Le département de la Justice des États-Unis a annoncé, vendredi, son intention de rétablir le peloton d'exécution comme méthode d'application de la peine capitale dans les affaires fédérales. Dans un mémorandum de 52 pages, l'administration a élargi les modalités d'exécution pour inclure cette pratique, où plusieurs tireurs visent simultanément un condamné. L'actuel procureur général par intérim, Todd Blanche, a justifié cette mesure en affirmant que « renforcer la peine de mort fédérale est notre devoir le plus sacré en tant que serviteurs de l'État ».

Seuls cinq États américains autorisent actuellement les exécutions par peloton d'exécution.
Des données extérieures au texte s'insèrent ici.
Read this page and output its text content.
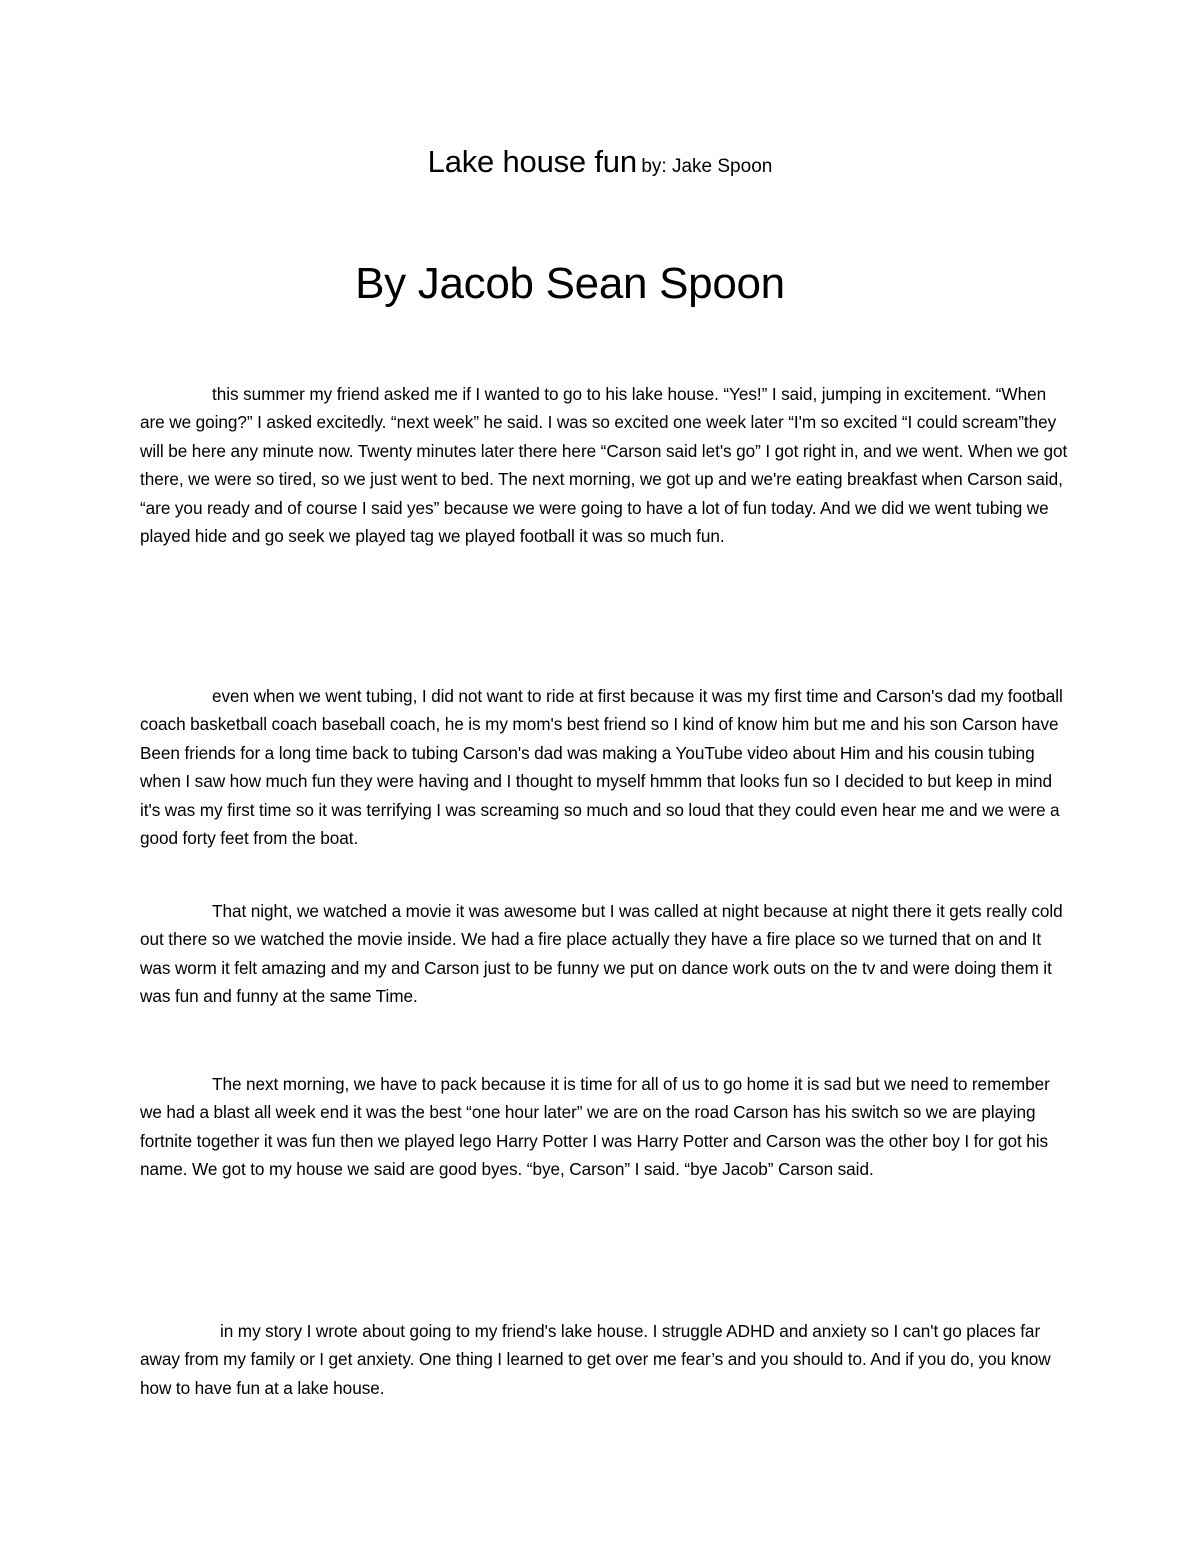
Lake house fun by: Jake Spoon
By Jacob Sean Spoon

this summer my friend asked me if I wanted to go to his lake house. “Yes!” I said, jumping in excitement. “When are we going?” I asked excitedly. “next week” he said. I was so excited one week later “I'm so excited “I could scream”they will be here any minute now. Twenty minutes later there here “Carson said let's go” I got right in, and we went. When we got there, we were so tired, so we just went to bed. The next morning, we got up and we're eating breakfast when Carson said, “are you ready and of course I said yes” because we were going to have a lot of fun today. And we did we went tubing we played hide and go seek we played tag we played football it was so much fun.

even when we went tubing, I did not want to ride at first because it was my first time and Carson's dad my football coach basketball coach baseball coach, he is my mom's best friend so I kind of know him but me and his son Carson have Been friends for a long time back to tubing Carson's dad was making a YouTube video about Him and his cousin tubing when I saw how much fun they were having and I thought to myself hmmm that looks fun so I decided to but keep in mind it's was my first time so it was terrifying I was screaming so much and so loud that they could even hear me and we were a good forty feet from the boat.

That night, we watched a movie it was awesome but I was called at night because at night there it gets really cold out there so we watched the movie inside. We had a fire place actually they have a fire place so we turned that on and It was worm it felt amazing and my and Carson just to be funny we put on dance work outs on the tv and were doing them it was fun and funny at the same Time.

The next morning, we have to pack because it is time for all of us to go home it is sad but we need to remember we had a blast all week end it was the best “one hour later” we are on the road Carson has his switch so we are playing fortnite together it was fun then we played lego Harry Potter I was Harry Potter and Carson was the other boy I for got his name. We got to my house we said are good byes. “bye, Carson” I said. “bye Jacob” Carson said.

in my story I wrote about going to my friend's lake house. I struggle ADHD and anxiety so I can't go places far away from my family or I get anxiety. One thing I learned to get over me fear’s and you should to. And if you do, you know how to have fun at a lake house.
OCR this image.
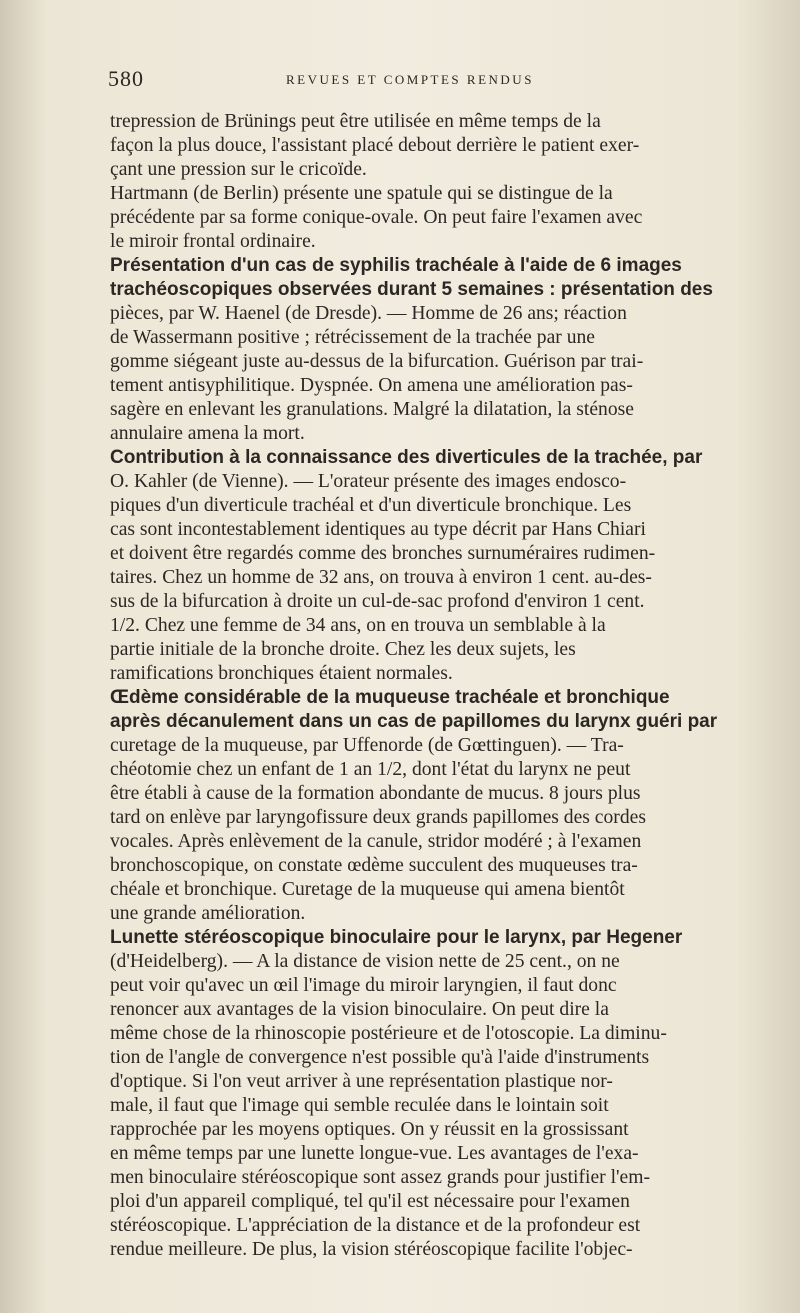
580	REVUES ET COMPTES RENDUS
trepression de Brünings peut être utilisée en même temps de la
façon la plus douce, l'assistant placé debout derrière le patient exer-
çant une pression sur le cricoïde.
Hartmann (de Berlin) présente une spatule qui se distingue de la
précédente par sa forme conique-ovale. On peut faire l'examen avec
le miroir frontal ordinaire.
Présentation d'un cas de syphilis trachéale à l'aide de 6 images
trachéoscopiques observées durant 5 semaines : présentation des
pièces, par W. Haenel (de Dresde). — Homme de 26 ans; réaction
de Wassermann positive ; rétrécissement de la trachée par une
gomme siégeant juste au-dessus de la bifurcation. Guérison par trai-
tement antisyphilitique. Dyspnée. On amena une amélioration pas-
sagère en enlevant les granulations. Malgré la dilatation, la sténose
annulaire amena la mort.
Contribution à la connaissance des diverticules de la trachée, par
O. Kahler (de Vienne). — L'orateur présente des images endosco-
piques d'un diverticule trachéal et d'un diverticule bronchique. Les
cas sont incontestablement identiques au type décrit par Hans Chiari
et doivent être regardés comme des bronches surnuméraires rudimen-
taires. Chez un homme de 32 ans, on trouva à environ 1 cent. au-des-
sus de la bifurcation à droite un cul-de-sac profond d'environ 1 cent.
1/2. Chez une femme de 34 ans, on en trouva un semblable à la
partie initiale de la bronche droite. Chez les deux sujets, les
ramifications bronchiques étaient normales.
Œdème considérable de la muqueuse trachéale et bronchique
après décanulement dans un cas de papillomes du larynx guéri par
curetage de la muqueuse, par Uffenorde (de Gœttinguen). — Tra-
chéotomie chez un enfant de 1 an 1/2, dont l'état du larynx ne peut
être établi à cause de la formation abondante de mucus. 8 jours plus
tard on enlève par laryngofissure deux grands papillomes des cordes
vocales. Après enlèvement de la canule, stridor modéré ; à l'examen
bronchoscopique, on constate œdème succulent des muqueuses tra-
chéale et bronchique. Curetage de la muqueuse qui amena bientôt
une grande amélioration.
Lunette stéréoscopique binoculaire pour le larynx, par Hegener
(d'Heidelberg). — A la distance de vision nette de 25 cent., on ne
peut voir qu'avec un œil l'image du miroir laryngien, il faut donc
renoncer aux avantages de la vision binoculaire. On peut dire la
même chose de la rhinoscopie postérieure et de l'otoscopie. La diminu-
tion de l'angle de convergence n'est possible qu'à l'aide d'instruments
d'optique. Si l'on veut arriver à une représentation plastique nor-
male, il faut que l'image qui semble reculée dans le lointain soit
rapprochée par les moyens optiques. On y réussit en la grossissant
en même temps par une lunette longue-vue. Les avantages de l'exa-
men binoculaire stéréoscopique sont assez grands pour justifier l'em-
ploi d'un appareil compliqué, tel qu'il est nécessaire pour l'examen
stéréoscopique. L'appréciation de la distance et de la profondeur est
rendue meilleure. De plus, la vision stéréoscopique facilite l'objec-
Le dernier cas en date remonte à l'exécution de Mikal Mahdi en Caroline du Sud l'année dernière, qui n'était que la cinquième depuis 1976. Ses avocats ont par la suite révélé que la plupart des balles avaient manqué le cœur de Mahdi, le condamnant à une mort jugée contraire au huitième amendement, qui interdit les châtiments « cruels et inhabituels ».

Une méthode d'exécution jugée barbare

Jim Craig, avocat au MacArthur Justice Center, défend des condamnés à mort dans le Sud profond depuis 1986. Il a réagi à l'annonce du gouvernement Trump, qualifiant cette proposition de « fascination pour la brutalité ». Selon lui, cette méthode reflète une tendance plus large de l'administration à privilégier la violence visible, que ce soit en politique étrangère ou dans les pratiques policières.

« Le peloton d'exécution est une méthode très physique et visuelle, qui inflige des dommages immédiats et tangibles à la personne exécutée. C'est précisément pour cette raison qu'ils l'apprécient. Nous ne devons pas édulcorer les mots : il ne s'agit pas de respecter le huitième amendement, ni de résoudre des problèmes logistiques comme l'approvisionnement en produits pharmaceutiques. Ils aiment cette brutalité, car elle correspond à leur goût pour la violence, comme dans tous les autres aspects de leur barbarie administrative. »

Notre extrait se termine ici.